Berjutapena.or.id – Dalam sejarah peradaban Islam, masa Khulafā’ ar-Rāsyidīn menjadi fondasi utama kejayaan umat. Di antara mereka, Sayyidina ‘Utsmān bin ‘Affān ra. dikenal bukan hanya sebagai khalifah ketiga, tetapi juga sebagai sosok dermawan, lembut hati, dan penjaga kemurnian Al-Qur’an. Kepemimpinannya menjadi fase penting: di satu sisi menorehkan kemajuan besar, di sisi lain menjadi awal munculnya ujian dan dinamika politik umat Islam.

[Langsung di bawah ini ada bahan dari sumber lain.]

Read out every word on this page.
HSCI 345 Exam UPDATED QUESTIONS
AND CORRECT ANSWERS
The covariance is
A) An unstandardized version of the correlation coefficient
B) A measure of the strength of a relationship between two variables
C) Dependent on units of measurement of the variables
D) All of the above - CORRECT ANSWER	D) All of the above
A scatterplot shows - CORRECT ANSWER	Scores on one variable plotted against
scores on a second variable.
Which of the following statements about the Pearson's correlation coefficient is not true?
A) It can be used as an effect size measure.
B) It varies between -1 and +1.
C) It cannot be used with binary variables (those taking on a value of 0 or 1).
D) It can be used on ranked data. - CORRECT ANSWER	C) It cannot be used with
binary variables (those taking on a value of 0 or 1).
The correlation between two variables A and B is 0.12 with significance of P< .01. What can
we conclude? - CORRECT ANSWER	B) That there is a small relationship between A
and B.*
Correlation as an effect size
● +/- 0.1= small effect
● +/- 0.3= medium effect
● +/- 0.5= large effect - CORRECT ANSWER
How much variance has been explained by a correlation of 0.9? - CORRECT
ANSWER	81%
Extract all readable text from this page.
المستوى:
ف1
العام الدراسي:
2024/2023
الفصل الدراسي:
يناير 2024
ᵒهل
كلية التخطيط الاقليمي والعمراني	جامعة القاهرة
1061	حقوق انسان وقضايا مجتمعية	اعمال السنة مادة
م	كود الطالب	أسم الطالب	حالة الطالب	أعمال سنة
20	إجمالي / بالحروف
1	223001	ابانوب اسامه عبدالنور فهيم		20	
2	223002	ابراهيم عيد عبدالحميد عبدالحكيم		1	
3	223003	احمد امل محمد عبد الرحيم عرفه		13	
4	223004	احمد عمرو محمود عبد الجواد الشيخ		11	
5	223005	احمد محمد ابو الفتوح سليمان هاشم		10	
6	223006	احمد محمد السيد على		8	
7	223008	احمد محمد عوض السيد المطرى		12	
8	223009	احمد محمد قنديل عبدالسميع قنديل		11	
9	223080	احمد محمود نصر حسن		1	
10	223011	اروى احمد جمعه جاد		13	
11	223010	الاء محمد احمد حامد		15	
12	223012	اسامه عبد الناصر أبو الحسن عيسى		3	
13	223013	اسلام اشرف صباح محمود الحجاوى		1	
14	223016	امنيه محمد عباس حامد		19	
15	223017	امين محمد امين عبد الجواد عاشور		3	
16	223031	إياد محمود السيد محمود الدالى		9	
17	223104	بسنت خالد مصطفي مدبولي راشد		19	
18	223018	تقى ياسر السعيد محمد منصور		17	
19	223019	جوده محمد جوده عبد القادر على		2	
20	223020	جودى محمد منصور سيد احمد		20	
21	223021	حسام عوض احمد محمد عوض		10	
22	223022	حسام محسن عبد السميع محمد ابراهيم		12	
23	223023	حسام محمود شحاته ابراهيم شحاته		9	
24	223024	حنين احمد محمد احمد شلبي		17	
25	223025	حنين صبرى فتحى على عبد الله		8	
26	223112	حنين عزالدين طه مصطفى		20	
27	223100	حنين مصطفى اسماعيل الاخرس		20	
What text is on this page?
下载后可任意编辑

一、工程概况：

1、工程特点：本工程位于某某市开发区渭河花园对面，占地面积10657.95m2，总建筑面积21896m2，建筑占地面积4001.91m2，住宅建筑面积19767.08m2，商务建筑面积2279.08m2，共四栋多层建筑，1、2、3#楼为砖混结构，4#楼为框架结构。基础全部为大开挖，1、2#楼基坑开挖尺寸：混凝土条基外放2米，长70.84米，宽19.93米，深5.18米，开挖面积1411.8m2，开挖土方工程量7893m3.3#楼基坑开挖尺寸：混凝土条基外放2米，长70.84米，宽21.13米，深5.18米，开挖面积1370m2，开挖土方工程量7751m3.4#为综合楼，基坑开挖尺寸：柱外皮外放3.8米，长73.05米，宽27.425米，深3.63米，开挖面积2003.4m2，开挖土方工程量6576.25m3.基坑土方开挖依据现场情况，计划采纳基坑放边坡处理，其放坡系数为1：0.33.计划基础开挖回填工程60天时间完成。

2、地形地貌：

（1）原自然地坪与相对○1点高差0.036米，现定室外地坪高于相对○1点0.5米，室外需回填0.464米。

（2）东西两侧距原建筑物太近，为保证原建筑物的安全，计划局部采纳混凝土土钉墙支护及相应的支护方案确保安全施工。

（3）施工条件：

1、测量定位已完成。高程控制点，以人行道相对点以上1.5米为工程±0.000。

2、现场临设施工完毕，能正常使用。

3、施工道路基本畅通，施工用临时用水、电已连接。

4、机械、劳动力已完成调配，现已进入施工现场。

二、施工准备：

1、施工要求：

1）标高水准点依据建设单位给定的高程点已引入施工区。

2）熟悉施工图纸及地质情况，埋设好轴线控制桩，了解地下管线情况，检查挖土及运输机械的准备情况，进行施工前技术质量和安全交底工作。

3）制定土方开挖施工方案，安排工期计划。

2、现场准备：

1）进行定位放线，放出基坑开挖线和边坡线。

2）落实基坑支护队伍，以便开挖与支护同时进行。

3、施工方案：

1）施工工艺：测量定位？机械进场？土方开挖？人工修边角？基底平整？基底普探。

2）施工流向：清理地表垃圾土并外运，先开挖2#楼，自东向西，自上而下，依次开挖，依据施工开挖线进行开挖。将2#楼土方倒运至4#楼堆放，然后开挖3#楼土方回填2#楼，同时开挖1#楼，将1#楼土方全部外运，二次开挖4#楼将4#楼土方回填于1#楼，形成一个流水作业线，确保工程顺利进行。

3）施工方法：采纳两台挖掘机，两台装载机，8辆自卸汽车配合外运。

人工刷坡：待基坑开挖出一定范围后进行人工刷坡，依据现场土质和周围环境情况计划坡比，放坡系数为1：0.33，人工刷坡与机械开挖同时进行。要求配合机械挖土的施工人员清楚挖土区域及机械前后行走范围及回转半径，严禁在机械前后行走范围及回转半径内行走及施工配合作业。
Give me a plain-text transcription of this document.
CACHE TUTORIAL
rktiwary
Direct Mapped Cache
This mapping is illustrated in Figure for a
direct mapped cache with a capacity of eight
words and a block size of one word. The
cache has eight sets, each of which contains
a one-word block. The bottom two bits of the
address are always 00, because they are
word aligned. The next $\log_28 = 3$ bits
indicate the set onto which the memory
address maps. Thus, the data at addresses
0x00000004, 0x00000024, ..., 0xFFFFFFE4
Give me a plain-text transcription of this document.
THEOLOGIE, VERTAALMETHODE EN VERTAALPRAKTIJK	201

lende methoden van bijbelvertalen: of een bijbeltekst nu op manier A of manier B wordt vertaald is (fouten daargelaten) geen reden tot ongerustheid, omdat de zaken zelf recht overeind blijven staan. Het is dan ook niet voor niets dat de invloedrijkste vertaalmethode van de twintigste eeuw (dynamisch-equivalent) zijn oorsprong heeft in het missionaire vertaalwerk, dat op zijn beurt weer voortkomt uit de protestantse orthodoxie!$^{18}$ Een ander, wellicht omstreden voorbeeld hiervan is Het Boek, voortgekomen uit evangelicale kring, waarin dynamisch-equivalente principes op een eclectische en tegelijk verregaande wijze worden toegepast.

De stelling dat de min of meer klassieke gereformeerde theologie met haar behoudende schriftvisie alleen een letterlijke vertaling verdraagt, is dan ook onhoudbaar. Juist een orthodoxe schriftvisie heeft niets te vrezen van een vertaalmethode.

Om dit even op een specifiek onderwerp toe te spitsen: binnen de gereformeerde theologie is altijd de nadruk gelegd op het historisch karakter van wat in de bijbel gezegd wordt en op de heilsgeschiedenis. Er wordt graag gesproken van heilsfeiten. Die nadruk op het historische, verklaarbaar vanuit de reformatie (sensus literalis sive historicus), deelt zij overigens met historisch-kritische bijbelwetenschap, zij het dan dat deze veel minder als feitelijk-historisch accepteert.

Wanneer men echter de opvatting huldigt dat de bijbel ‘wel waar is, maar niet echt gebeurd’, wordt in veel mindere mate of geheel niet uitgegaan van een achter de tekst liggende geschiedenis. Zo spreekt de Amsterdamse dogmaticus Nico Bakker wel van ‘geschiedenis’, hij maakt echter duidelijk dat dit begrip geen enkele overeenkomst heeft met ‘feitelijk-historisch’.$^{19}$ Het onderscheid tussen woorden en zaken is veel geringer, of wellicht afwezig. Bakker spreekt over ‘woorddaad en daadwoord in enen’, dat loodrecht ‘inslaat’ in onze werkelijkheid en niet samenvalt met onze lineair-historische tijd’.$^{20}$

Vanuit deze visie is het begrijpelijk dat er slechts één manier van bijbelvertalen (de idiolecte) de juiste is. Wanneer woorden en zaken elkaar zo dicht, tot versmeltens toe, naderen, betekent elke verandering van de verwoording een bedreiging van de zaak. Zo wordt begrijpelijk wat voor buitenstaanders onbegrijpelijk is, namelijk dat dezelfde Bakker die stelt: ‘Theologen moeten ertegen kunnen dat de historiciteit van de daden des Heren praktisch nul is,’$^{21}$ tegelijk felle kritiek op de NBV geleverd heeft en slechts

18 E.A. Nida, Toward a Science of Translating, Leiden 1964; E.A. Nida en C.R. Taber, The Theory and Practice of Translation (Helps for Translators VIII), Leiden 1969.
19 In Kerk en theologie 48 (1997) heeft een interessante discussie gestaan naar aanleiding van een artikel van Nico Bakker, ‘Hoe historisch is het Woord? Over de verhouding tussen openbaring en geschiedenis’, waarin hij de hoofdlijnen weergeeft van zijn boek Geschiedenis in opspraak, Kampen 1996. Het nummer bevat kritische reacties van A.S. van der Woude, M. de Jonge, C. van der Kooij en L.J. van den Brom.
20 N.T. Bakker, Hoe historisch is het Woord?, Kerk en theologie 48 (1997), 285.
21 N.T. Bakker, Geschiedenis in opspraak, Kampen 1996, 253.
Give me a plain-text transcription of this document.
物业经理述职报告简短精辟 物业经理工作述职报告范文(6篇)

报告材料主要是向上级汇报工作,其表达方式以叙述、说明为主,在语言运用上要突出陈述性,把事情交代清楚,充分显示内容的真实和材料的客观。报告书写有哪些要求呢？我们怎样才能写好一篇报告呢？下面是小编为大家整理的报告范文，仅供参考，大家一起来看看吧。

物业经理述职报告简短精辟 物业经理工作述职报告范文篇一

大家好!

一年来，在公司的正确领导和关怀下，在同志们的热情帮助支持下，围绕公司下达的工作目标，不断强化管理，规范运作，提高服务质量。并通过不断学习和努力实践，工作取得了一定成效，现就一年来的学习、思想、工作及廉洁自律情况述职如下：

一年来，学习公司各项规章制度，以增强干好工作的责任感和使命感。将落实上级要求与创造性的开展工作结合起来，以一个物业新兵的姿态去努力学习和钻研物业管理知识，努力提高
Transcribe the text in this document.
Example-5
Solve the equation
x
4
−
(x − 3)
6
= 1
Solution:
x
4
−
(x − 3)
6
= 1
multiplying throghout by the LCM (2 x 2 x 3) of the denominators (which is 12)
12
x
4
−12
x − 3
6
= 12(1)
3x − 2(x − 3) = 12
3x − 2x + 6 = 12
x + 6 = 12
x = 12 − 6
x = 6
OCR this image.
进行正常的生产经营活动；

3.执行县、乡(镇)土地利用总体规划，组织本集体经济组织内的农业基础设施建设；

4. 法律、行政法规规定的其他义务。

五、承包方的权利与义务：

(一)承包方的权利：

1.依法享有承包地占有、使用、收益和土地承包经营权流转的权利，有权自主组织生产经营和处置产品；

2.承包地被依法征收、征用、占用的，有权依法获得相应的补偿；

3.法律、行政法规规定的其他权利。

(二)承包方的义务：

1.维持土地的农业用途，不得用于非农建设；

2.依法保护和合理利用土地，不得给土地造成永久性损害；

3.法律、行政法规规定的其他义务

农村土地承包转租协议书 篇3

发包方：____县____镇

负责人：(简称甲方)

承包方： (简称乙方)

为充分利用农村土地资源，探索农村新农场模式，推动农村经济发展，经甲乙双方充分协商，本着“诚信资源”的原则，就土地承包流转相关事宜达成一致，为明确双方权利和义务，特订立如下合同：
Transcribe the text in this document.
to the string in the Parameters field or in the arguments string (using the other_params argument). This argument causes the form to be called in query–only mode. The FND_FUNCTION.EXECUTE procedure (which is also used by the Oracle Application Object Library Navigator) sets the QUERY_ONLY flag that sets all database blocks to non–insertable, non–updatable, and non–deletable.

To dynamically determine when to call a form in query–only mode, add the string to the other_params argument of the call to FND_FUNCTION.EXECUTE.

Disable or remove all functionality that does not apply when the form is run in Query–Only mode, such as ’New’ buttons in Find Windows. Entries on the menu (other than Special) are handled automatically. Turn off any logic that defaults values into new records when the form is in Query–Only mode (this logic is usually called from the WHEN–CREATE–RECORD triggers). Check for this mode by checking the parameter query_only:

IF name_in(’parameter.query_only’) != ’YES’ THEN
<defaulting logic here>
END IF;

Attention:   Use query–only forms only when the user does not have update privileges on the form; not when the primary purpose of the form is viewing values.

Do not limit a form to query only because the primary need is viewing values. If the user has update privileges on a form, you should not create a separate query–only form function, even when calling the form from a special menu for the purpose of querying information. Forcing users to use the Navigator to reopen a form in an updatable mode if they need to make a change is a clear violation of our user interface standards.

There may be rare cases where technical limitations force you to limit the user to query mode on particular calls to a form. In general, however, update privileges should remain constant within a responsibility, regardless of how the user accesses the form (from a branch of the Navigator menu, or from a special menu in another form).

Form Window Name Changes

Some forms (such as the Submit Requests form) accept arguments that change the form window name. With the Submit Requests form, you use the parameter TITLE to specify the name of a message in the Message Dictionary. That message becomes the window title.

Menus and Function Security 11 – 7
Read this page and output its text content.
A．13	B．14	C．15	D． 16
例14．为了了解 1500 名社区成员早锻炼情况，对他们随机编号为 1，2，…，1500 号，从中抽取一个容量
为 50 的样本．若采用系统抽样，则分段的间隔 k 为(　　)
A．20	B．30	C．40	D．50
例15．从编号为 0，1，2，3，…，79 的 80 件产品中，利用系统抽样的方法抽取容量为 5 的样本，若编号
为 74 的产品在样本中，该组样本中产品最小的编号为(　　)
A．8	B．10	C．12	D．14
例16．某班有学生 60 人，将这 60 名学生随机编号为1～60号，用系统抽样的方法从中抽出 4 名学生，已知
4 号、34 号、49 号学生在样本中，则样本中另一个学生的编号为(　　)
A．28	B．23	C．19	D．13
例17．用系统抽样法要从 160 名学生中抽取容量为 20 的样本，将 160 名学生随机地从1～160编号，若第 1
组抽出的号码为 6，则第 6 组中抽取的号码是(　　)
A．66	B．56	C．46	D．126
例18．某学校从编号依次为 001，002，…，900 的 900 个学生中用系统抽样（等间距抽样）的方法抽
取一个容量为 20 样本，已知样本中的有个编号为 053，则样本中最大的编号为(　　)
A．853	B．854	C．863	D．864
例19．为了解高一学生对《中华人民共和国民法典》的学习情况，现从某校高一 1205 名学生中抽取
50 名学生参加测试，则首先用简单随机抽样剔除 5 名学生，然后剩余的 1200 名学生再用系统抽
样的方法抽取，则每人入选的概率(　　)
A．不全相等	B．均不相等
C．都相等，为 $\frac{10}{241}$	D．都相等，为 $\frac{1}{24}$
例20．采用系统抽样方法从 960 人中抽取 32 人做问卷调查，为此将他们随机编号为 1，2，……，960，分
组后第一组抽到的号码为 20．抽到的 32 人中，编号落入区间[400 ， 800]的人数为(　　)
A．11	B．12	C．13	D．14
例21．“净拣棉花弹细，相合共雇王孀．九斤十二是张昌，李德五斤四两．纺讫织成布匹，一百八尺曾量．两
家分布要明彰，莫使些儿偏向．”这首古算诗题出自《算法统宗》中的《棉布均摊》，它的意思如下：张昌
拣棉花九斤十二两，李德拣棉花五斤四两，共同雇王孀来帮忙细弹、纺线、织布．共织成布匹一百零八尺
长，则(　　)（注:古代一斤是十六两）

1. Latar Belakang dan Pengangkatan

Sayyidina ‘Utsmān bin ‘Affān ra. adalah khalifah ketiga dalam Khulafā’ ar-Rāsyidīn. Ia diangkat menggantikan Sayyidina ‘Umar bin al-Khaṭṭāb ra. setelah wafatnya pada tahun 23 H. Pemilihan ‘Utsmān dilakukan melalui syūrā (musyawarah) yang terdiri dari enam sahabat utama yang ditunjuk langsung oleh ‘Umar sebelum wafatnya. Hasil musyawarah itu menetapkan ‘Utsmān sebagai khalifah karena ketakwaannya, kelembutan akhlaknya, dan keluasan hartanya yang sering digunakan untuk kepentingan umat.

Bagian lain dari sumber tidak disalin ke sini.